Schon seit Längerem höre ich Stimmen. Es sind mehrere. Einzelne erkenne ich wieder und weiß, dass sie einem anderen Ich von mir gehören. Bei den anderen bin ich mir nicht sicher. Die kommen wie aus einem Abgrund herauf, melden sich ein oder zwei Mal und verstummen dann für immer.

Eine der bekannten Stimmen stänkert, dass sie sich nicht ganz sicher sei bei diesem, nennen wir ihn mal so, Versuch des Ertrinkens. Ihr scheint, dass ich nur ungeschickt ausgerutscht und in den seichten Schlick geplatscht bin. Sie nörgelt ätzend, ich hätte keine Eier für so was, worin ich ihr, wenngleich ungern, recht gebe.
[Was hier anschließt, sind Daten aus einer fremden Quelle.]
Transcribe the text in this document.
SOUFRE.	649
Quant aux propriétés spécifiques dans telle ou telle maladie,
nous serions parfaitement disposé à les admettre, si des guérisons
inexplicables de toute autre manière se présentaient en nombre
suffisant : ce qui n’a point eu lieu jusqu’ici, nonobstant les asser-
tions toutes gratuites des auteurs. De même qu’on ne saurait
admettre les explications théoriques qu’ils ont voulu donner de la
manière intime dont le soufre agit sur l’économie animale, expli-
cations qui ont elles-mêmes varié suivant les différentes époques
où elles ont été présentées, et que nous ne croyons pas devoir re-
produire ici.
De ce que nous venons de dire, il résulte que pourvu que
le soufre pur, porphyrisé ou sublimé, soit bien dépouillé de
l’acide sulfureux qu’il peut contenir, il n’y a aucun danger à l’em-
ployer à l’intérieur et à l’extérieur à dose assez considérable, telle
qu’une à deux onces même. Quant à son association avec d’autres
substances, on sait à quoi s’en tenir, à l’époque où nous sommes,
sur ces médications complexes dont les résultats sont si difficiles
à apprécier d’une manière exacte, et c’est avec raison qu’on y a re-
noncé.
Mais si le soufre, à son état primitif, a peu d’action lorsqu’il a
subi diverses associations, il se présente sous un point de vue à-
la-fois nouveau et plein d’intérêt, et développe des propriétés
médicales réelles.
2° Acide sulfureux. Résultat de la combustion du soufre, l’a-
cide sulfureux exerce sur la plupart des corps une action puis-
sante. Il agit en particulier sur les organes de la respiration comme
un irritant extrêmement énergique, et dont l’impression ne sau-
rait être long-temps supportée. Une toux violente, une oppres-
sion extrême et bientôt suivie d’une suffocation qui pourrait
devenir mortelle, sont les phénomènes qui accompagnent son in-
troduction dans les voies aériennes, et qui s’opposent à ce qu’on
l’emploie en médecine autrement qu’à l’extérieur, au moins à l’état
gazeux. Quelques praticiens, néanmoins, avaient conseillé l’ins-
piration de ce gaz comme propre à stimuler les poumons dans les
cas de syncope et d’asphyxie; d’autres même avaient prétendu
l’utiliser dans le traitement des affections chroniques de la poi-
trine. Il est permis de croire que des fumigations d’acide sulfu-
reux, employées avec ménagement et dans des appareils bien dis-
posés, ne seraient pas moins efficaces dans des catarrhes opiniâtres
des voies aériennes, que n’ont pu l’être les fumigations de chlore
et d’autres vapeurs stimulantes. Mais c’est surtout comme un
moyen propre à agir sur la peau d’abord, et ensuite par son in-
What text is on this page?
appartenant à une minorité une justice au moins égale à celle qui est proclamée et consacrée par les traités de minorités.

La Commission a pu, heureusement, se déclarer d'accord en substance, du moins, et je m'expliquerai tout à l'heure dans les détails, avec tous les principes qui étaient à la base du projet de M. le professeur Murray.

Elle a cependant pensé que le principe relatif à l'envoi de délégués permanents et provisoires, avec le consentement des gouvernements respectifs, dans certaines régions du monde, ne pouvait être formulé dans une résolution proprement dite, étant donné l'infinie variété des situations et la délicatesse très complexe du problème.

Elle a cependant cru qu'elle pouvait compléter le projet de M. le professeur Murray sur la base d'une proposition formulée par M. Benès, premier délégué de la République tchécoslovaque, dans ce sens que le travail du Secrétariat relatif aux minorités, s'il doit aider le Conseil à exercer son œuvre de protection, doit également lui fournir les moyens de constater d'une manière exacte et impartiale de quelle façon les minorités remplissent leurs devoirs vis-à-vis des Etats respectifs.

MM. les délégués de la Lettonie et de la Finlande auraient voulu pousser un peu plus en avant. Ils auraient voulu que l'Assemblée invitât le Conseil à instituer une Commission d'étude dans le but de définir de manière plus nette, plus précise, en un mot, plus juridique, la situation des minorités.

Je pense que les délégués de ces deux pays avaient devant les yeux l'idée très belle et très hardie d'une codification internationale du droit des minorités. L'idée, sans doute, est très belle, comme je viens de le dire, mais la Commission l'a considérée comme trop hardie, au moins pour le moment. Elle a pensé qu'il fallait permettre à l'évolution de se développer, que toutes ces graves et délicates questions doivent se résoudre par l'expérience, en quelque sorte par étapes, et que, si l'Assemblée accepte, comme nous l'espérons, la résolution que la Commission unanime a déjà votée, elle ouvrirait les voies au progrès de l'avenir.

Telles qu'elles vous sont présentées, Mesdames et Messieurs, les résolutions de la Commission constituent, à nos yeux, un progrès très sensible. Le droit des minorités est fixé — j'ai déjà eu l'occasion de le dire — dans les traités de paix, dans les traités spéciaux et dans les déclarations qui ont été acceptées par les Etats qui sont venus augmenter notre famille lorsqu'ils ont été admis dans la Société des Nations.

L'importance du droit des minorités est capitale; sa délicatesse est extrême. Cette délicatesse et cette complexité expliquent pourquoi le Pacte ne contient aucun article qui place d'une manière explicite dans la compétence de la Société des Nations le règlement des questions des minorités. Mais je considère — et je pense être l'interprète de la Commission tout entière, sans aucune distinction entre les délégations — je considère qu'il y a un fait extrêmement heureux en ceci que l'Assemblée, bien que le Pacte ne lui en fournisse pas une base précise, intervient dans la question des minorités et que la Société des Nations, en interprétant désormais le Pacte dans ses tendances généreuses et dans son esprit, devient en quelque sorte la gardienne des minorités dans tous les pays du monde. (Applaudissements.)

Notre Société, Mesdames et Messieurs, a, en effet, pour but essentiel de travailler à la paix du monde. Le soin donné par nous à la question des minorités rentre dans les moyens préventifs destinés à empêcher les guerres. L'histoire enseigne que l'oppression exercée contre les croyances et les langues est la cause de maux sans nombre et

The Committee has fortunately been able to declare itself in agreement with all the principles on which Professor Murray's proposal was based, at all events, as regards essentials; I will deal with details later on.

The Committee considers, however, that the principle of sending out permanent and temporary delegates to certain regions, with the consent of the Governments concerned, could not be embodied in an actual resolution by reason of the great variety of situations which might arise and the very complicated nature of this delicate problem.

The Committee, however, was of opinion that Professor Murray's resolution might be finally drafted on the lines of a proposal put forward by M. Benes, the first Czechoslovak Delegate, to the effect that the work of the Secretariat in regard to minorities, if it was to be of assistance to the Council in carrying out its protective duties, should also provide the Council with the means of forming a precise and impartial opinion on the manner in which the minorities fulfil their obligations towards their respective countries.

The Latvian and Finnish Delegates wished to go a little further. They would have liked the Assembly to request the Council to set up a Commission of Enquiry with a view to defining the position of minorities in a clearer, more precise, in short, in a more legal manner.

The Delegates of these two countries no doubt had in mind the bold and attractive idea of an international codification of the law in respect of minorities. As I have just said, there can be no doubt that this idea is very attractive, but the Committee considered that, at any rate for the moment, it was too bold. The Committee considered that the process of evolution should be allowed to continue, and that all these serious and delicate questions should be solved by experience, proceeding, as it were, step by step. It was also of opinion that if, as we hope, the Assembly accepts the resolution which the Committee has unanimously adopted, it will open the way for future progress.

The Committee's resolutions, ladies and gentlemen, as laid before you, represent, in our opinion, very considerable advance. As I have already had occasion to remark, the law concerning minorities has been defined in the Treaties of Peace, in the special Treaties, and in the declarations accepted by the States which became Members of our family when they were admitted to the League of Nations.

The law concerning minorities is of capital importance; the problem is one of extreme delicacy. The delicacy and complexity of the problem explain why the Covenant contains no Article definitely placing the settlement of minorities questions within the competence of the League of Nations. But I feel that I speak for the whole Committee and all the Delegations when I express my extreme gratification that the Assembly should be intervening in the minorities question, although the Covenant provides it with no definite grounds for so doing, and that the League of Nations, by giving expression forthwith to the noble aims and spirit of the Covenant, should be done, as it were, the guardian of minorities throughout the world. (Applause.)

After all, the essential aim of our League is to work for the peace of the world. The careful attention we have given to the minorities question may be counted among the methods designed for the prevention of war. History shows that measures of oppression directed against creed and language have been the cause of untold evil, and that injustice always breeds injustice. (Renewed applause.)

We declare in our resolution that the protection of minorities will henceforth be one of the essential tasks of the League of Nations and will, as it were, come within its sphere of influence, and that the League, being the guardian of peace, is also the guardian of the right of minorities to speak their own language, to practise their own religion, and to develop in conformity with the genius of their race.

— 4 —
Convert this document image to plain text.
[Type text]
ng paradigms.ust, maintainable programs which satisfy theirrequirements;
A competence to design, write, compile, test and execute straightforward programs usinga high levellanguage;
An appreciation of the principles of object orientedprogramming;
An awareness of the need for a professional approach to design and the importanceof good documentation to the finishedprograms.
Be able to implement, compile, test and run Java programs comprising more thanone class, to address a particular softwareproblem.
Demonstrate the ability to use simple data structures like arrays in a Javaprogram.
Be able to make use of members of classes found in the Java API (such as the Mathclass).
Ich sehe mich auch selbst, wie ich nachdenklich, mit einer Zigarette in der Hand, am Ufer der Save stehe. Ich sehe auf den Fluss, ringsum ist das Krächzen der Krähen zu hören, in der Brust pocht das Herz immer stärker. Ich fühle, wie mich der Zigarettenrauch erstickt, ich weiß, dass mich jetzt dieser Anfall heimsucht, mit dem ich schon seit Jahren lebe, von dem ich nur nicht weiß, wie ich ihn nennen soll. In Panik werfe ich die Zigarette vor mir in den Lehm und trete sie mit der Sohle meines Turnschuhs aus. Ich sehe meinen Fuß, wie er sich bewegt und wie der Boden unter ihm nachgibt. In dem Moment begreife ich, dass ich in den Fluss stürze.

Der Kontakt mit dem kalten Wasser bringt mich zu Bewusstsein. Wütend schwimme ich zu dem einen halben Meter entfernten Ufer, bevor ich begreife, dass mir das Wasser gerade mal bis zur Hüfte geht.